A new friend of mine gave me two ways to value yourself on the market. The first is your hourly rate. The second is the value of the service you provide (usually the opportunity cost).
To calculate your hourly rate, you can
- use your last job’s pay as a reference
- compare yourself to what freelancers on the market charge,
- calculate how much you’d need to live your dream life.
Charging hourly tends to prevent you from making big gains though. If you charge by the hour (*cough* lawyers!) then you’re incentivized to be inefficient and painfully bureaucratic. You’re also probably bad at estimating how many hours a project truly takes to do.

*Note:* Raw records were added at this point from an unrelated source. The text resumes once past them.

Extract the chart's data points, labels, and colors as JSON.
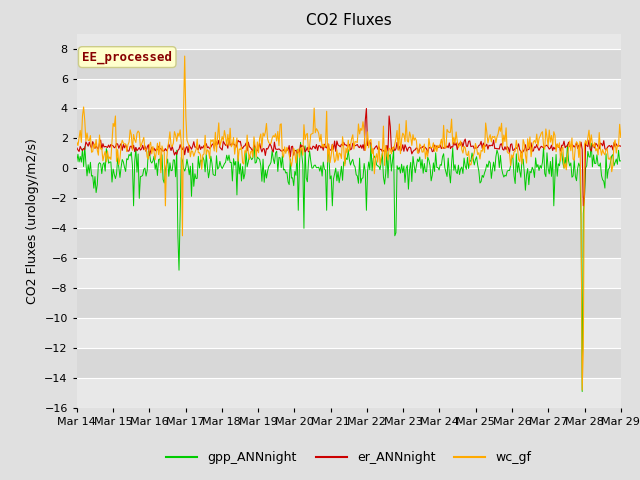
{
  "title": "CO2 Fluxes",
  "ylabel": "CO2 Fluxes (urology/m2/s)",
  "ylim": [
    -16,
    9
  ],
  "yticks": [
    -16,
    -14,
    -12,
    -10,
    -8,
    -6,
    -4,
    -2,
    0,
    2,
    4,
    6,
    8
  ],
  "xlabels": [
    "Mar 14",
    "Mar 15",
    "Mar 16",
    "Mar 17",
    "Mar 18",
    "Mar 19",
    "Mar 20",
    "Mar 21",
    "Mar 22",
    "Mar 23",
    "Mar 24",
    "Mar 25",
    "Mar 26",
    "Mar 27",
    "Mar 28",
    "Mar 29"
  ],
  "n_points": 480,
  "color_gpp": "#00cc00",
  "color_er": "#cc0000",
  "color_wc": "#ffaa00",
  "fig_bg": "#e0e0e0",
  "plot_bg": "#e8e8e8",
  "annotation_text": "EE_processed",
  "annotation_color": "#880000",
  "annotation_bg": "#ffffcc",
  "annotation_edge": "#cccc88",
  "legend_labels": [
    "gpp_ANNnight",
    "er_ANNnight",
    "wc_gf"
  ],
  "title_fontsize": 11,
  "label_fontsize": 9,
  "tick_fontsize": 8,
  "annot_fontsize": 9
}
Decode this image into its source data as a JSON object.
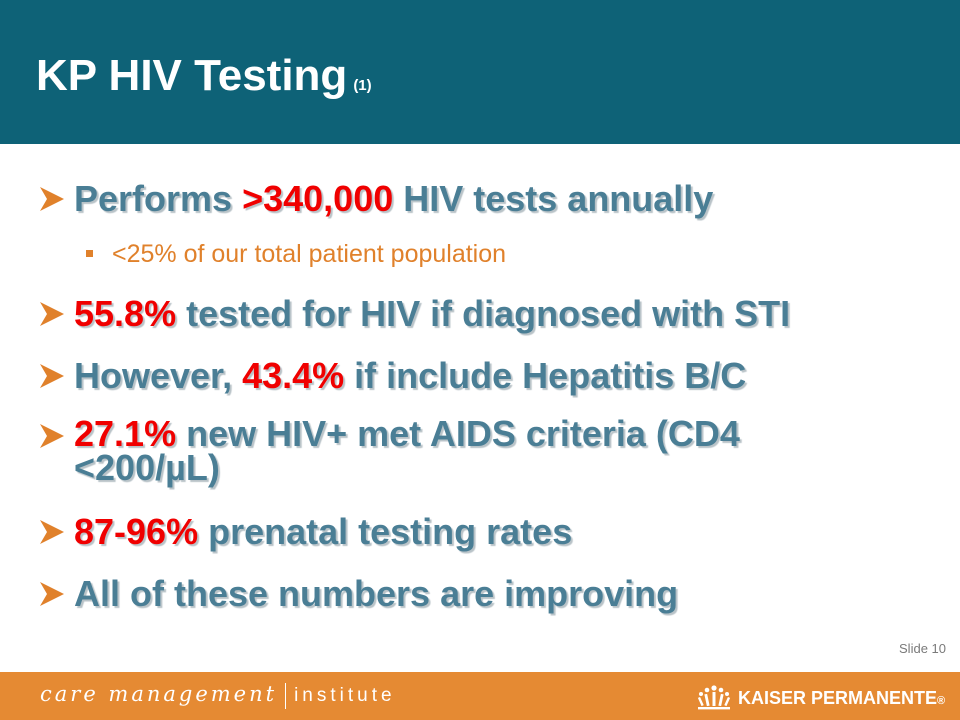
{
  "slide": {
    "title": "KP HIV Testing",
    "title_sub": "(1)",
    "bullets": [
      {
        "pre": "Performs ",
        "highlight": ">340,000",
        "post": " HIV tests annually"
      },
      {
        "sub": "<25% of our total patient population"
      },
      {
        "pre": "",
        "highlight": "55.8%",
        "post": " tested for HIV if diagnosed with STI"
      },
      {
        "pre": "However, ",
        "highlight": "43.4%",
        "post": " if include Hepatitis B/C"
      },
      {
        "pre": "",
        "highlight": "27.1%",
        "post_line1": " new HIV+ met AIDS criteria (CD4",
        "post_line2": "<200/µL)"
      },
      {
        "pre": "",
        "highlight": "87-96%",
        "post": " prenatal testing rates"
      },
      {
        "pre": "All of these numbers are improving"
      }
    ],
    "slide_number": "Slide 10"
  },
  "footer": {
    "left_script": "care management",
    "left_plain": "institute",
    "brand": "KAISER PERMANENTE",
    "brand_mark": "®"
  },
  "colors": {
    "header": "#0e6277",
    "bullet_text": "#4a7e95",
    "highlight": "#f00000",
    "sub_text": "#e0812b",
    "footer": "#e58a33"
  },
  "icons": {
    "bullet": "arrow-bullet-icon",
    "sub_bullet": "square-bullet-icon",
    "logo": "kaiser-permanente-logo-icon"
  }
}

That’s why you can use the value of your work instead. Let’s say that the work you do (thanks to the knowledge you bring) takes you 10 minutes to do, but will bring in $15,000 for the company over the next 2 months. You could simply ask for 50% of that, and make $7500. That’s $1250 an hour, if you’re curious. Not bad!
It’s tough to do because you can’t always say how much value you’ll bring in exactly. Another thing to do is calculate the opportunity cost of your work. If you’re installing phone software for a medical clinic that’ll automatically tell callers how many estimated minutes an appointment will take, the opportunity cost would be the time that the secretary spends answering the calls, multiplied by her wage.
Both approaches have their pros and cons, but I think charging for the value you provide is better, in general, than charging by the hour. Thanks to Victor for sharing this with me.